I want to sum all indexes of set bits.
http://bitmath.blogspot.com/2023/01/weighted-popcnt.html?m=1 has an interesting implementation:
// sum of indexes of set bits
int A073642(uint64_t n)
{
return __popcnt64(n & 0xAAAAAAAAAAAAAAAA) +
(__popcnt64(n & 0xCCCCCCCCCCCCCCCC) << 1) +
(__popcnt64(n & 0xF0F0F0F0F0F0F0F0) << 2) +
(__popcnt64(n & 0xFF00FF00FF00FF00) << 3) +
(__popcnt64(n & 0xFFFF0000FFFF0000) << 4) +
(__popcnt64(n & 0xFFFFFFFF00000000) << 5);
}
(Godbolt: compiler-generated asm for x86-64-v3 (AVX2 like Haswell) for MSVC, GCC, and clang, which interestingly auto-vectorizes four of the popcounts.)
However, I am looking for a way to do it without using popcount so many times.

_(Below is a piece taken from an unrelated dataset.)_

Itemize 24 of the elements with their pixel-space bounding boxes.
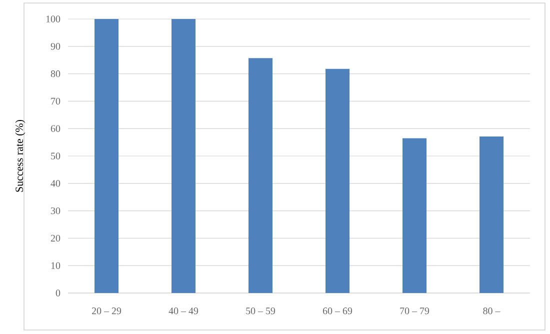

I try to do this in assembly. The popcount operation is quite fast, but it can be done in smaller number of instructions, because in every popcount we repeat the same phase (especially if hardware popcount isn't available, like on RISC-V perhaps, or x86 before Nehalem).
This is something like a "bit puzzle” and I should probably use some smart masks and only elementary instructions (arithmetic/logical operations, conditional move/set/jump) of assembly, but I don’t know how.
I can’t use AVX-512.
A naive but portable way to do this would be to use a look-up table. I tried to compare the performance with the function above. When compiled with -mpopcnt flag, the popcount version is understandably faster, about 2-3x at around 30 cycles. Without the popcount compiler flag, this function is something like twice as fast.